M. Gilfil se sentait dans une position très difficile. Il redoutait que sir Christopher ne devinât le véritable état de cœur de Caterina, et cependant il était obligé de s’appuyer sur les sentiments de celle-ci pour refuser.

« Mon cher monsieur, dit-il enfin avec quelque effort, vous ne supposerez pas que je méconnaisse votre bonté, que je ne sois pas reconnaissant de l’intérêt paternel que vous prenez à mon bonheur ; mais je crains que les sentiments de Caterina à mon égard ne soient pas tels, qu’elle veuille m’accorder sa main. Le lui avez-vous jamais demandé ?

— Non, monsieur, nous devinons trop bien ces choses-là pour qu’il soit nécessaire de les demander.

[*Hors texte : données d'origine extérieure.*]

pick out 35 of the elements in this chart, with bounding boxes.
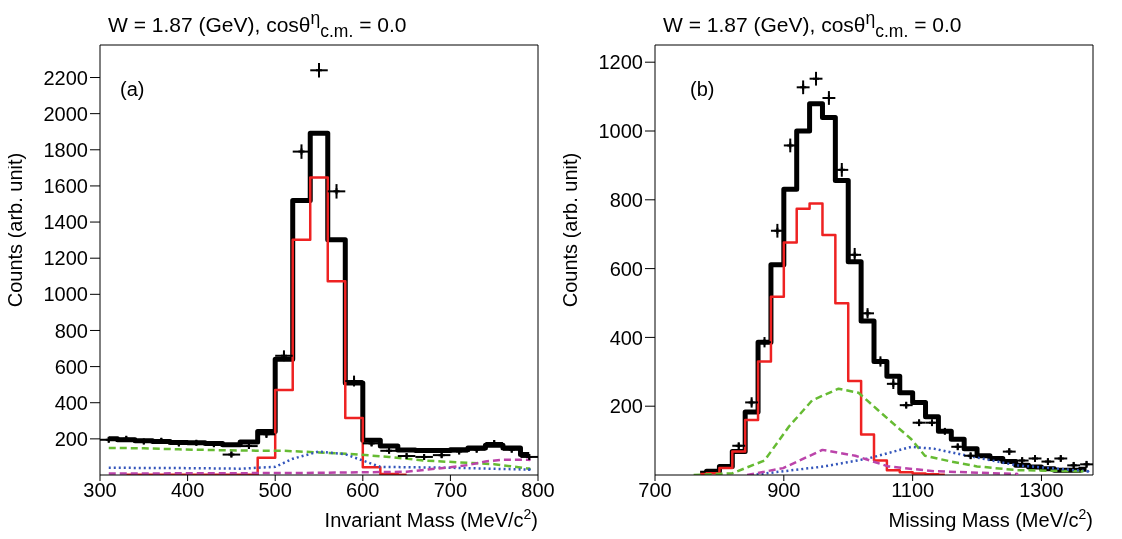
y-tick-label: 400 xyxy=(609,326,643,349)
y-tick-label: 1200 xyxy=(43,247,88,270)
chart-title: W = 1.87 (GeV), cosθ$^{η}$$_{c.m.}$ = 0.0 xyxy=(663,8,962,43)
x-tick-label: 700 xyxy=(433,479,468,502)
x-axis-title: Missing Mass (MeV/c$^{2}$) xyxy=(888,506,1093,531)
y-axis-title: Counts (arb. unit) xyxy=(559,152,581,308)
y-tick-label: 1600 xyxy=(43,175,88,198)
y-tick-label: 800 xyxy=(609,188,643,211)
y-tick-label: 1000 xyxy=(43,283,88,306)
y-tick-label: 600 xyxy=(609,257,643,280)
y-tick-label: 600 xyxy=(54,355,88,378)
y-tick-label: 200 xyxy=(609,395,643,418)
annotation: (a) xyxy=(120,78,145,101)
x-tick-label: 600 xyxy=(346,479,380,502)
annotation: (b) xyxy=(690,78,715,101)
y-tick-label: 1400 xyxy=(43,211,88,234)
y-tick-label: 200 xyxy=(54,427,88,450)
x-tick-label: 700 xyxy=(638,479,672,502)
y-tick-label: 1800 xyxy=(43,138,88,161)
y-tick-label: 2200 xyxy=(43,66,88,89)
x-axis-title: Invariant Mass (MeV/c$^{2}$) xyxy=(324,506,538,531)
y-tick-label: 2000 xyxy=(43,102,88,125)
x-tick-label: 500 xyxy=(258,479,292,502)
x-tick-label: 800 xyxy=(521,479,555,502)
x-tick-label: 1100 xyxy=(891,479,935,502)
x-tick-label: 400 xyxy=(170,479,205,502)
chart-title: W = 1.87 (GeV), cosθ$^{η}$$_{c.m.}$ = 0.0 xyxy=(108,8,407,43)
x-tick-label: 1300 xyxy=(1019,479,1064,502)
y-tick-label: 1200 xyxy=(598,51,643,74)
x-tick-label: 900 xyxy=(767,479,801,502)
y-tick-label: 400 xyxy=(54,391,88,414)
x-tick-label: 300 xyxy=(83,479,117,502)
y-axis-title: Counts (arb. unit) xyxy=(4,152,26,308)
y-tick-label: 1000 xyxy=(598,120,643,143)
y-tick-label: 800 xyxy=(54,319,88,342)
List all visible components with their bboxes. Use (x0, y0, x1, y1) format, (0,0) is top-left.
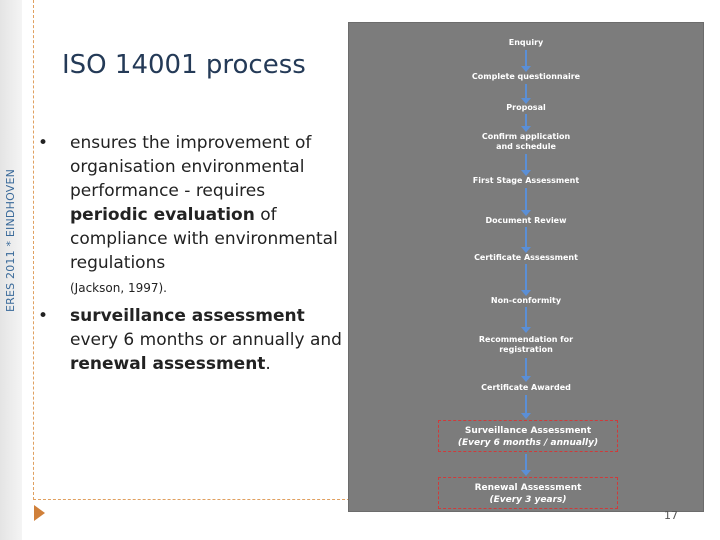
flow-step: Document Review (485, 216, 567, 225)
flow-arrow-icon (521, 227, 531, 253)
renewal-assessment-box: Renewal Assessment (Every 3 years) (438, 477, 618, 509)
flow-arrow-icon (521, 358, 531, 382)
flow-step: Certificate Assessment (474, 253, 578, 262)
surveillance-label: Surveillance Assessment (464, 426, 592, 436)
bullet-bold-text: renewal assessment (70, 354, 266, 374)
bullet-text: ensures the improvement of organisation … (70, 131, 342, 299)
bullet-text-part: of compliance with environmental regulat… (70, 205, 338, 273)
flow-arrow-icon (521, 188, 531, 216)
flow-arrow-icon (521, 395, 531, 419)
flow-step: Certificate Awarded (481, 383, 571, 392)
flow-arrow-icon (521, 307, 531, 333)
citation: (Jackson, 1997). (70, 281, 167, 295)
flow-arrow-icon (521, 50, 531, 72)
flow-step: First Stage Assessment (472, 176, 580, 185)
flow-arrow-icon (521, 114, 531, 132)
bullet-marker: • (38, 133, 49, 153)
flow-step: Recommendation for registration (478, 335, 574, 354)
bullet-marker: • (38, 306, 49, 326)
flow-step: Confirm application and schedule (481, 132, 571, 151)
bullet-text-part: every 6 months or annually and (70, 330, 342, 350)
flow-step: Complete questionnaire (471, 72, 581, 81)
flow-step: Proposal (506, 103, 546, 112)
flow-step: Enquiry (508, 38, 544, 47)
renewal-frequency: (Every 3 years) (489, 495, 567, 505)
flow-arrow-icon (521, 154, 531, 176)
flow-arrow-icon (521, 84, 531, 104)
horizontal-divider (33, 499, 355, 500)
page-number: 17 (664, 509, 678, 522)
slide-title: ISO 14001 process (62, 50, 306, 80)
bullet-text: surveillance assessment every 6 months o… (70, 304, 342, 376)
bullet-bold-text: periodic evaluation (70, 205, 255, 225)
flow-step: Non-conformity (490, 296, 562, 305)
bullet-bold-text: surveillance assessment (70, 306, 305, 326)
left-band (0, 0, 22, 540)
corner-arrow-icon (34, 505, 45, 521)
renewal-label: Renewal Assessment (474, 483, 582, 493)
bullet-text-part: ensures the improvement of organisation … (70, 133, 312, 201)
bullet-text-part: . (265, 354, 271, 374)
process-flowchart: Enquiry Complete questionnaire Proposal … (348, 22, 704, 512)
sidebar-conference-label: ERES 2011 * EINDHOVEN (4, 168, 17, 312)
surveillance-assessment-box: Surveillance Assessment (Every 6 months … (438, 420, 618, 452)
surveillance-frequency: (Every 6 months / annually) (457, 438, 599, 448)
flow-arrow-icon (521, 454, 531, 476)
flow-arrow-icon (521, 264, 531, 296)
vertical-divider (33, 0, 34, 500)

— Bah ! bah ! Le petit singe doit vous aimer. Vous avez été son premier compagnon de jeux, et je me rappelle qu’elle pleurait toujours quand vous vous coupiez légèrement le doigt. De plus, elle a toujours admis que vous étiez son amoureux. Vous savez que je lui ai toujours parlé de vous dans ce sens-là. J’ai cru que vous aviez arrangé la chose entre vous ; Anthony pense qu’elle vous aime ; il a les yeux jeunes et est bien en état de voir clair dans ces matières. Il m’a parlé ce matin et m’a charmé par l’intérêt qu’il m’a montré pour vous et pour Tina. »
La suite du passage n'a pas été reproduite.